На этом фоне коллективного безумия странно выделялся брат покойницы, хранивший ледяное спокойствие. Казалось, он взирал на истеричную скорбь остальных с презрительным омерзением. Одежда его также мало соответствовала серьезности момента. Члены семьи усопшего были обязаны облачаться в платье темного цвета — черного или, в крайнем случае, синего, причем непременно худое и разодранное. Быть одетым опрятно означало проявить неуважение к покойнику. Темный наряд Василия Антонова был вызывающе опрятен и чист. Он некоторое время наблюдал за происходящим, затем его лицо скривилось, он прошептал что-то на непонятном языке и принялся выталкивать всех присутствующих за дверь обширной горницы богатой избы, где он проживал вдвоем с сестрой. Лишь юношу, которого сам утром провел сюда секретными тропками мимо гайдучьих разъездов, почему-то оставил в покое.
Наконец они оказались в горнице одни, если не считать покойницы — но та мирно почивала в своей просторной домовине, на совесть сработанной из большой дубовой колоды, и никого не трогала. А вот ее брат вдруг сделал такое, отчего юноше стало очень не по себе. Он схватил чистое полотенце, привешенное на косяк возле окна. Это была также необходимая часть русского похоронного обряда: оно должно было висеть здесь сорок дней, чтобы душа покойной, которая именно столько находится на земле, утиралась этой тканью. Схватив запретный предмет, Антонов кощунственно утер им вспотевшее лицо и отшвырнул в сторону словно обычную тряпку. А потом бросился в красный угол, сорвал с божницы икону Спасителя, которая единственная в этом по-кошачьи чистом доме была покрыта толстым слоем пыли, и с размаху швырнул ее об пол, прокричав:
— Проклятие Адонаи!
А затем рухнул на лавку и залился горчайшими слезами.
Глава 5
Люди субботы
Вспышка была непонятной и пугающей. Еще более странным стало поведение родственника покойной, когда он сумел взять себя в руки. Антонов поднялся с лавки, шагнул к стене и коротко приказал юноше:
— Отвернись!
Тому не оставалось ничего другого, как выполнить повеление.
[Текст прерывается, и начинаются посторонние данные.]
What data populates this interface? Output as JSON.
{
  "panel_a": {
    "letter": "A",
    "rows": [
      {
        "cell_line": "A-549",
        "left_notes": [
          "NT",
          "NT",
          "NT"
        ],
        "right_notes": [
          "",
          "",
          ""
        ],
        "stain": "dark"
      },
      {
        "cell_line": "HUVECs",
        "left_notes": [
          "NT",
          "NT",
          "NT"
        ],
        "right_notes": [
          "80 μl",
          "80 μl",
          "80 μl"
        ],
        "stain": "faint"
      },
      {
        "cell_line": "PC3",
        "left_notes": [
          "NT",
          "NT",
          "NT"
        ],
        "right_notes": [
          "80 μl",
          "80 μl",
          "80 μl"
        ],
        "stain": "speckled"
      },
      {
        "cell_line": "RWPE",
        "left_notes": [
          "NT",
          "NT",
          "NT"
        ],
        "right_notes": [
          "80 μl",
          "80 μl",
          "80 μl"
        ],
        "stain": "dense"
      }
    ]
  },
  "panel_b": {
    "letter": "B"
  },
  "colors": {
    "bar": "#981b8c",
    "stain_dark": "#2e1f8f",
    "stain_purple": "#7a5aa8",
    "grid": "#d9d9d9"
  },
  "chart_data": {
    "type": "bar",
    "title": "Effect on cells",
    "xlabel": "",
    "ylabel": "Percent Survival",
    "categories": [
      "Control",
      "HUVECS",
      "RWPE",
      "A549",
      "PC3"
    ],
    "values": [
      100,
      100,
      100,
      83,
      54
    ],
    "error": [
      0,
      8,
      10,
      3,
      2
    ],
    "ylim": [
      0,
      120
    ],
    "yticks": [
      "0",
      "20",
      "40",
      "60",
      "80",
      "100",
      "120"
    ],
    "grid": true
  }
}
Когда ему вновь было приказано повернуться, он увидел на чистой, выскобленной добела столешнице кожаный мешочек, в котором могли находиться только монеты. По виду мошна была весьма увесистой.
— Это все, что у меня есть, акум, — печально пояснил Антонов. — Тут много, очень много. Достаточно, чтобы ты возлег с моей сестрой, и сочетался с ней, и сделал ее женщиной.
— Но она же мертвая! — удивленно воскликнул юноша, уверенный, что беседует с безумцем.